Your marriage did not work and you’re dating again. Your kids are young, still very close to the other parent and you live in the same town. You begin dating someone with the same background, kids and involved other parent.
Seems just perfect right? Yes, it can be, but awareness of some of the most common issues should be considered while selecting the perfect second love of your life.
Not a Parent Substitute
It is very important that your kids like the person you are dating; however, your girlfriend or boyfriend is NOT a parent substitute. Encouraging children to call the girlfriend/boyfriend “mom” or “dad” or telling them this is your “new” or “other” mommy or daddy is confusing and is not in child’s best interest. The developing relationship is your own relationship, not theirs. In time, they will develop a relationship, but what it is, and how it looks is very individual and cannot be orchestrated by you. Sometimes children do want to call the other person mommy or daddy, but many do not. See what comes naturally to them and freely discuss this issue with their biological parent. This may seem a “strange” topic to discuss but open communication between parents and promotion of similar rules in both households has been consistently shown to help children adapt to new people in their lives.
Establish boundaries on intimacy and what the children see. It’s normal to gradually grow close physically with someone you date and perhaps even to be intimate with that person, but it is not something children should know or be aware of. If at all possible, be sure the children are with their other parent when you anticipate intimacy in your dating relationship.

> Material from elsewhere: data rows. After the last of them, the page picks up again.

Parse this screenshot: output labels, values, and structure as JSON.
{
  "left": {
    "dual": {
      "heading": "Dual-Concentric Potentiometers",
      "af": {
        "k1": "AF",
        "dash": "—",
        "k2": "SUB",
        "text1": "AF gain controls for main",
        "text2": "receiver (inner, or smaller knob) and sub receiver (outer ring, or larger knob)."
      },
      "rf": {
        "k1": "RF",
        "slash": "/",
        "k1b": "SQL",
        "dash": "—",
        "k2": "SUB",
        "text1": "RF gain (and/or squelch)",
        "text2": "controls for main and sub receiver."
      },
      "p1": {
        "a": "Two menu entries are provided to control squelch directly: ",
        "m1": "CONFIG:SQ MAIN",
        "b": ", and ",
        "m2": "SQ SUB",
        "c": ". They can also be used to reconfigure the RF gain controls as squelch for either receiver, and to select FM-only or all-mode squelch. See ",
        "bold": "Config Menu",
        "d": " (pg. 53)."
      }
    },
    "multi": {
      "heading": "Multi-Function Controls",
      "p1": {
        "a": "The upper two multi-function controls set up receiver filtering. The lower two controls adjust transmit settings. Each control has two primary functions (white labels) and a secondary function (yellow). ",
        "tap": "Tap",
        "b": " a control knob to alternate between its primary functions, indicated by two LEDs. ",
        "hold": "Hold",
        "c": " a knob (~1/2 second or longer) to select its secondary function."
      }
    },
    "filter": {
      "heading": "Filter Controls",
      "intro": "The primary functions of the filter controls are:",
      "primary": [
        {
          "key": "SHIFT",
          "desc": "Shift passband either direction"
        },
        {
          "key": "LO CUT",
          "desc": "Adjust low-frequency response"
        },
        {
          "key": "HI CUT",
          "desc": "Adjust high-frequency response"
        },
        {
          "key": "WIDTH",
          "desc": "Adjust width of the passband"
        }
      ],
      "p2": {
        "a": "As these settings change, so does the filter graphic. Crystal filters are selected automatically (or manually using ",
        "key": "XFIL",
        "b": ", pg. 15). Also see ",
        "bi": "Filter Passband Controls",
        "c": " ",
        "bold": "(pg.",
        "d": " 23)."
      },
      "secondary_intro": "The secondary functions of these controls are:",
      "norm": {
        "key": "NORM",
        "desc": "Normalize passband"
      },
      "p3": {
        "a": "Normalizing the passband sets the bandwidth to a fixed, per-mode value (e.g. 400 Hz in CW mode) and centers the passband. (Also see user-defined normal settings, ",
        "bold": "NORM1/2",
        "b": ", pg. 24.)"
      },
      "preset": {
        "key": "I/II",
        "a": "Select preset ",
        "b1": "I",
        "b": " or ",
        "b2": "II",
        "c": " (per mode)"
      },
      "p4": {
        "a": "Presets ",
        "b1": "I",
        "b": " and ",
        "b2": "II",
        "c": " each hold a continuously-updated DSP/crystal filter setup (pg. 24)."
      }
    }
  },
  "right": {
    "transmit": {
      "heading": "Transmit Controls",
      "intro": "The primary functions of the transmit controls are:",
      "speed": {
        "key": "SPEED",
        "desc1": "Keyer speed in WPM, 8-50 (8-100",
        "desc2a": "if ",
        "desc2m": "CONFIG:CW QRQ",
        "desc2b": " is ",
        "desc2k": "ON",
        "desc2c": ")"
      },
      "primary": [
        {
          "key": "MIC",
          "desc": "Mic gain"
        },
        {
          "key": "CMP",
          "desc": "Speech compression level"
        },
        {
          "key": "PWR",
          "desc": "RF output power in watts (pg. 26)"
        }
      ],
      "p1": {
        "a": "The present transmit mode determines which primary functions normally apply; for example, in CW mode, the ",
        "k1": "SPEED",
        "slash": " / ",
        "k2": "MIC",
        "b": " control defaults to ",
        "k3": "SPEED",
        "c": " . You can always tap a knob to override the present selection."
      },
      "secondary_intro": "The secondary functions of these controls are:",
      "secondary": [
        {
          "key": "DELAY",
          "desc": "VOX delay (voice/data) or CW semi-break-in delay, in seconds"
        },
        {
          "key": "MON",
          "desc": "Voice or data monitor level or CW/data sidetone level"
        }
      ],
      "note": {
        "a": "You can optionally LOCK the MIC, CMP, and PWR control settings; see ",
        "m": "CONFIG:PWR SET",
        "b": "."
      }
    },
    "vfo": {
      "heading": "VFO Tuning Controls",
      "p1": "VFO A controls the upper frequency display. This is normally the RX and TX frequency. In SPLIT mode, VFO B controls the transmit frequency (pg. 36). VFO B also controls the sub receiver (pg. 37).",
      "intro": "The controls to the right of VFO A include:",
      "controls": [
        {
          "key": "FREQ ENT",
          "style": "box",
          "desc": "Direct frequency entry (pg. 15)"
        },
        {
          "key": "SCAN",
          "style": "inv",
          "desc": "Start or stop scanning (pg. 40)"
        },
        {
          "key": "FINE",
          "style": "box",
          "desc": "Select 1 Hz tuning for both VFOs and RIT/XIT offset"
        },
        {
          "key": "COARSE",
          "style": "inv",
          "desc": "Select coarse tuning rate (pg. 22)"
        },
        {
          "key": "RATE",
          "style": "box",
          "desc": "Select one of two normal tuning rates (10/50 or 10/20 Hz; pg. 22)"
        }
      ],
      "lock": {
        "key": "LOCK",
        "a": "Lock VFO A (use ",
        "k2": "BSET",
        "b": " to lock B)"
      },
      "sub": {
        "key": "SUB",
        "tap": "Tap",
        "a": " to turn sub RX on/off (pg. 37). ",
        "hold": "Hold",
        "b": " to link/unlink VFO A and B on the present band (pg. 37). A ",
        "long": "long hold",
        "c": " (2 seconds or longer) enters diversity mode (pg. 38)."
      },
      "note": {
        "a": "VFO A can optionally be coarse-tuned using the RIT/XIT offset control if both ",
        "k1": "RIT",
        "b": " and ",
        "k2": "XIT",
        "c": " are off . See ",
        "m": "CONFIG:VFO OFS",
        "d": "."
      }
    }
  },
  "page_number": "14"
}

Introducing your children to overnight guests when you are in an intimate relationship is even more taboo, according to social science. Most final orders and divorce decrees contain what’s called a “morality clause” or injunction forbidding a boyfriend or girlfriend from sleeping over if the children are present in the home. Once again, this new budding romance is yours, not your children’s. Seeing your girlfriend/ boyfriend walk out of your bedroom while they are watching cartoons and having cereal is awkward and causes confusion.
A Right and Wrong way to Date
Over half of the marriages in the US end in divorce, so many children are forced to deal with dating and remarriage of their parent(s). Although this is sad for kids, there is a right way and a wrong way to approach the children with your second love. For example, a “revolving door” of new people is confusing. Some experts even encourage parents not to introduce your girlfriend/boyfriend to the children unless the relationship has been ongoing for a long period of time. The fewer “contenders” they meet as mommy or daddy’s new partner, the better. In some orders and decrees, divorcing parents negotiate a dating time, such as six months or one year, before the order authorizes introduction of a new person into the child’s life.
It is normal for parents to be excited to introduce the children to their new love, you are excited and expect them to be excited as well. It is not uncommon for children to shut down and have a difficult time adapting to the new relationship. Depending on the age of the child, therapy may help with the transition. If you choose to place your child in therapy, it is important to match the skillset of the counselor with the age and developmental maturity of the child. Do your research and select a therapist familiar with family dynamics and children.
Valentines is the celebration of love between partners and should be cherished – just make sure your decisions on the path to finding the second love of your life don’t negatively impact your children. Happy Valentine’s Day!